During my study I found an interesting story from Dietrich Bonhoeffer’s life. I first read it in R Kent Hughes commentary, but I also found it in a sermon by Dale Whitehead. This is how Whitehead put it,
Bonhoeffer was one of a handful of German Theologians to stand up to the Nazification of the German church. He was prominent in writing the famous Barmen Declaration, which rejected the infamous Aryan clauses imposed by Nazi ideology. Bonhoeffer went so far as to found an underground seminary in Finkenwald, Bavaria, which was closed by Gestapo chief Heinrich Himmler. This led to Bonhoeffer’s joining the resistance movement and his being imprisoned by the Gestapo in April 1943.
While he was in prison he wrote numerous letters to his fiancée, Maria Von Wedemeyer, one of which included a poem he had written and entitled “New Year 1945.” Here is a portion of that poem,
Should it be ours to drain the cup of grieving
Even to the dregs of pain
At Thy command, we will not falter
Thankfully receiving all that is given
By Thy loving hand
Dietrich Bonhoeffer certainly could have allowed himself to slip into a state of hopelessness. But he didn’t. Why? He did not slip into a state of hopelessness because he had turned to God for His comfort and had received it.

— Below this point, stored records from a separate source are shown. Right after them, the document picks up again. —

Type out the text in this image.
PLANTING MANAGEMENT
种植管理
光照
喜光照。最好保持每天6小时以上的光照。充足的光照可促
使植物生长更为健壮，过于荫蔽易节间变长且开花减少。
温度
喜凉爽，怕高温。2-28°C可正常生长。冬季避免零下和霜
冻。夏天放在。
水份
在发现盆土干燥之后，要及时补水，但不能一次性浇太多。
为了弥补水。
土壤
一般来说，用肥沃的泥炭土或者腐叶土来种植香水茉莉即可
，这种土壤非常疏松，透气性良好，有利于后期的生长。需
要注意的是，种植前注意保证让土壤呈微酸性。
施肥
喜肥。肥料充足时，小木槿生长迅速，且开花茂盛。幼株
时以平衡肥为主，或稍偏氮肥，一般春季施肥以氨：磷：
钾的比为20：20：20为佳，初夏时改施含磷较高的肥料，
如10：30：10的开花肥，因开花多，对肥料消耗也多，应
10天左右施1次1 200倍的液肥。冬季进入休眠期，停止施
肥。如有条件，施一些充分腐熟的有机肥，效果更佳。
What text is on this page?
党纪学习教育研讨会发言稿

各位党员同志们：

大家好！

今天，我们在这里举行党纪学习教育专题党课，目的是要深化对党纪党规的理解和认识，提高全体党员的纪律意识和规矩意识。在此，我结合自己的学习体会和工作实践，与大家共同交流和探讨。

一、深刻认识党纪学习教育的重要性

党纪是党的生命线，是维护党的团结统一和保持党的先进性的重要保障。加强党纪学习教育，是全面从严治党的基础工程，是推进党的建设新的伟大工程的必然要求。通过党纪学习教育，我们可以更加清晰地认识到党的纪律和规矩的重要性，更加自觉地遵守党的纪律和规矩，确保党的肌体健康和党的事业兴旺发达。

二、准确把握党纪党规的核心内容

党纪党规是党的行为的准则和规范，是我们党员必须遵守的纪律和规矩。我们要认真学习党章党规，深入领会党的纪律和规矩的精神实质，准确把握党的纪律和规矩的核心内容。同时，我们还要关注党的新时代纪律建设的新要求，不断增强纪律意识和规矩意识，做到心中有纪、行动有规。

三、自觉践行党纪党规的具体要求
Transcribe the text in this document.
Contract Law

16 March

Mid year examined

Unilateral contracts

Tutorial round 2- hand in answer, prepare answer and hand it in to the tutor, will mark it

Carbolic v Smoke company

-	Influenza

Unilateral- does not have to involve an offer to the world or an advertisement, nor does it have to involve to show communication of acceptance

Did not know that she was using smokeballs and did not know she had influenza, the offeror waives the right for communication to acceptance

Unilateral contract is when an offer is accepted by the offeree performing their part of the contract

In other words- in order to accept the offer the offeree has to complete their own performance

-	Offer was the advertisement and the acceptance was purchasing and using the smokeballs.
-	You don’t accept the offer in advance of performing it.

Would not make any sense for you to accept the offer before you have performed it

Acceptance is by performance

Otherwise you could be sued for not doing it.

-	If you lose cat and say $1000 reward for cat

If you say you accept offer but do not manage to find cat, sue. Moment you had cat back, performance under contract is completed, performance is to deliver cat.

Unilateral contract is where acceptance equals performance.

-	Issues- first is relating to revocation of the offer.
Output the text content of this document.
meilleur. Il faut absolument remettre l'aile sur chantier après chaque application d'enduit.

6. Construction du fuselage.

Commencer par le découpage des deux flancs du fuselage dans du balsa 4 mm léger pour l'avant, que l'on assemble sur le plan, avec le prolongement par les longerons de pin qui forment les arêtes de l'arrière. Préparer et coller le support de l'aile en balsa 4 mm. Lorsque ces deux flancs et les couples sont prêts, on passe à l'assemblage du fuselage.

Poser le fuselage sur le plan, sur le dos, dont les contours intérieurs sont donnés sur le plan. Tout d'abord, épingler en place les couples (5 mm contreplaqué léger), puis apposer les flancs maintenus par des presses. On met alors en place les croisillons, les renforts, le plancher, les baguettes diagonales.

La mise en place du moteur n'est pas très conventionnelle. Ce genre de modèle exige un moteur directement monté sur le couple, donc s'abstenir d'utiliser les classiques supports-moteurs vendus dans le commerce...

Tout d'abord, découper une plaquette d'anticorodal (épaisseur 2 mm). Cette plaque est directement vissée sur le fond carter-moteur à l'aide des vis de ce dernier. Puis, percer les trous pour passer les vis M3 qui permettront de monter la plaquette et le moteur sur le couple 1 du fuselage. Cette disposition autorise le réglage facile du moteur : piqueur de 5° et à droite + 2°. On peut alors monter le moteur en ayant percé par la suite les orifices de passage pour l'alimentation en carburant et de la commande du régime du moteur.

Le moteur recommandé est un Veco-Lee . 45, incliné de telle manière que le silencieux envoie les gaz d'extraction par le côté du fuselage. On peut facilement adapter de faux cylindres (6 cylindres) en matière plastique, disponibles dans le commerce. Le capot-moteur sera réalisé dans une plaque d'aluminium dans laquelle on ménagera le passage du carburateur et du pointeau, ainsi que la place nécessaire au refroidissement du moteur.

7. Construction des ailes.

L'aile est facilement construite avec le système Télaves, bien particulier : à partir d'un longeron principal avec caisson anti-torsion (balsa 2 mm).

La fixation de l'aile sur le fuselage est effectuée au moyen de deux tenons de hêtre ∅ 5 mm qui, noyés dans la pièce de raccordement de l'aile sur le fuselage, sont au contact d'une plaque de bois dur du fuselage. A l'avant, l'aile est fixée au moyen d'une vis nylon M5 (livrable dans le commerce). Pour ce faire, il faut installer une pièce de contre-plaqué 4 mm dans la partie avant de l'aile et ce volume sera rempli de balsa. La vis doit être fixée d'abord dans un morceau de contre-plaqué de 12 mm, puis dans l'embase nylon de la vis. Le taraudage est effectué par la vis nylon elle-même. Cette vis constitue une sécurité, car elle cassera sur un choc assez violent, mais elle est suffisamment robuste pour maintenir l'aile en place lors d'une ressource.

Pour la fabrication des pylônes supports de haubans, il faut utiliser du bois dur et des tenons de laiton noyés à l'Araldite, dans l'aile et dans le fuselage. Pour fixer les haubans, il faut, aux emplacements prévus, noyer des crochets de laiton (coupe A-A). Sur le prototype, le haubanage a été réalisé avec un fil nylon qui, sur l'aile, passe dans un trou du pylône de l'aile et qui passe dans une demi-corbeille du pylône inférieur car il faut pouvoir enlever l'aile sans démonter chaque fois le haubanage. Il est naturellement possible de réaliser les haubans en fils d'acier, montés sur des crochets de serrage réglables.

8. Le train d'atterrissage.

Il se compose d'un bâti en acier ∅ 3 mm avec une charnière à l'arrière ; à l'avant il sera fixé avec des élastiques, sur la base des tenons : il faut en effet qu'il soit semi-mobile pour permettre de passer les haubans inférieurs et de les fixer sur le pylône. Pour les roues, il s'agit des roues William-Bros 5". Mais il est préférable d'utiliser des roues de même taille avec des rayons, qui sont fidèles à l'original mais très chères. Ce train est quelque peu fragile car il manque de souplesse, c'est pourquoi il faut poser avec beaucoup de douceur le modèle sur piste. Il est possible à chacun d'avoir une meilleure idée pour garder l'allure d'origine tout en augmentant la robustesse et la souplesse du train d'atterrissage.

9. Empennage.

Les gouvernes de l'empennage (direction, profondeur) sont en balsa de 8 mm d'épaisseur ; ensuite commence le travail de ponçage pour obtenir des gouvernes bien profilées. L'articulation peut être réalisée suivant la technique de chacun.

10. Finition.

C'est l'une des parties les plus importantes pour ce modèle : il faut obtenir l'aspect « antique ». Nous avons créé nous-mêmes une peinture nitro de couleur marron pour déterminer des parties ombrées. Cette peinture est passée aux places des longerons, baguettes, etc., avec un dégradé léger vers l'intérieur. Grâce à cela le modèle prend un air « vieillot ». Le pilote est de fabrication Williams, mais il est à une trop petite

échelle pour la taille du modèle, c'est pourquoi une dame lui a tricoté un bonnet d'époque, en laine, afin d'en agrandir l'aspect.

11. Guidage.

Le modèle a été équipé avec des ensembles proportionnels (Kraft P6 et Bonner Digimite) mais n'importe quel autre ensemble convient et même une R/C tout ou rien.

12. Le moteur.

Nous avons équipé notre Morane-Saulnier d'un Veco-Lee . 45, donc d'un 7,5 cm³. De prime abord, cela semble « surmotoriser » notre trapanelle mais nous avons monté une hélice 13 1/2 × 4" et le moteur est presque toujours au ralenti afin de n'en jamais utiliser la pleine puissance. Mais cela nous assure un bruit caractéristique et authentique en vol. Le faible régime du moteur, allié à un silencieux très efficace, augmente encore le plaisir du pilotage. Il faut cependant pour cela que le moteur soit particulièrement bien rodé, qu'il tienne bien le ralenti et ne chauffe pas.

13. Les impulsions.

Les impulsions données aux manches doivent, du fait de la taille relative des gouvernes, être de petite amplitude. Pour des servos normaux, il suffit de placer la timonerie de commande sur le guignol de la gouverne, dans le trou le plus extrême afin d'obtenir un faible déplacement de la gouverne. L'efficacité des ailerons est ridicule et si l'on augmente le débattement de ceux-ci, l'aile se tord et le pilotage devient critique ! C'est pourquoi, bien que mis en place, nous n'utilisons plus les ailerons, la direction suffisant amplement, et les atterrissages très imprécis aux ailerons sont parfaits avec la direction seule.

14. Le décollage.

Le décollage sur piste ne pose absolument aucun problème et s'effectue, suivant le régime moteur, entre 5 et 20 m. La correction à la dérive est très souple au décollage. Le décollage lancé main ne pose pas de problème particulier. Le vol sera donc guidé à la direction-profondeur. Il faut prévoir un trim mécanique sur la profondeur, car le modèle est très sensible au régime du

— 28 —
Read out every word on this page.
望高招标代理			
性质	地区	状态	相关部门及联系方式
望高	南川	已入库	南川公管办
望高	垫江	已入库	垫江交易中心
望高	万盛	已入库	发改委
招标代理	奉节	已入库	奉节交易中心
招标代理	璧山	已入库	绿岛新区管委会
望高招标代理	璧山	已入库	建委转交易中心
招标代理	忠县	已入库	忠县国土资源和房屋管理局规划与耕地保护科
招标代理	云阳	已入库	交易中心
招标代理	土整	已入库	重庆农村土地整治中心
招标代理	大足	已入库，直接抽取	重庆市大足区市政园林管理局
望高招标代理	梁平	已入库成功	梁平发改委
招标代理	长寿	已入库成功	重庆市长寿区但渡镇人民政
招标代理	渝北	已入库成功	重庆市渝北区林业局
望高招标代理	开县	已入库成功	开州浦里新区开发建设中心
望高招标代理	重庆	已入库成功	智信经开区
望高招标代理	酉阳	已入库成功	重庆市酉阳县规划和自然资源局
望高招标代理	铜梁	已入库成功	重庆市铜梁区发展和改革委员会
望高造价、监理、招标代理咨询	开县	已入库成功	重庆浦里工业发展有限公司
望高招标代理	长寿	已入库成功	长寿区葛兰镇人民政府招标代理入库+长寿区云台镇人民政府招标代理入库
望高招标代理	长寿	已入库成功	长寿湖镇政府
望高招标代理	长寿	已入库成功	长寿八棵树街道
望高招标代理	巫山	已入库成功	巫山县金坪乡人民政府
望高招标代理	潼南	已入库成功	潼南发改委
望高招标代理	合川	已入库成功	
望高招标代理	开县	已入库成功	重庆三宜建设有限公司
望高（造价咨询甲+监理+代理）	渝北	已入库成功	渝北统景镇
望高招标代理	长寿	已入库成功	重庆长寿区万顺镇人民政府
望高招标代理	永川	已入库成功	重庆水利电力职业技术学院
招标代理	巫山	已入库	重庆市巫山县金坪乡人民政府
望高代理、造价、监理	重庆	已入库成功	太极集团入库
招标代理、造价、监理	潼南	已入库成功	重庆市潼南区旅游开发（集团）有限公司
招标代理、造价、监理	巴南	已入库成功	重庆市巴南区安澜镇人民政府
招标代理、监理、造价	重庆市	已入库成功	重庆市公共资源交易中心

So what happened? Was Dietrich Bonhoeffer delivered from his imprisonment? And what is the answer? The answer is yes. Dietrich Bonhoeffer was delivered from his imprisonment through death.
Just three months after writing the words of the poem, just as the war was ending, Dietrich Bonhoeffer was hung in Flossenburg prison.
But this was not the end of the story. Eighteen years later a woman who had just lost her fiancé in a sledding accident read the poem that Dietrich Bonhoeffer had written to his fiancée and was comforted. She then, after being comforted by the poem, sent it to the parents of her deceased fiancé who also found comfort in that same poem. This ultimately led the father of her deceased fiancé, Joseph Bayly, to write his own book of poems that he entitled “Heaven.”
Then a most interesting thing happened. Eighteen years after the publication of the book of poems entitled “Heaven,” Joseph Bayly, the author of the book, encountered a pastor friend who related to him that he had visited a terminally ill woman in a Boston hospital for some period of time and had given her his book of poems that was entitled “Heaven” in an attempt to provide her comfort. The pastor said that the dying woman had stayed awake late the previous night to read it and told him of the comfort and help she had received from it. A few hours later she died. The woman’s name was Maria Von Wedemeyer, Dietrich Bonhoeffer’s fiancée three decades earlier.
God’s comfort is meant to circulate from person to person just as we saw it circulating from person to person in the story I just related to you. God’s comfort is not to be hoarded but shared.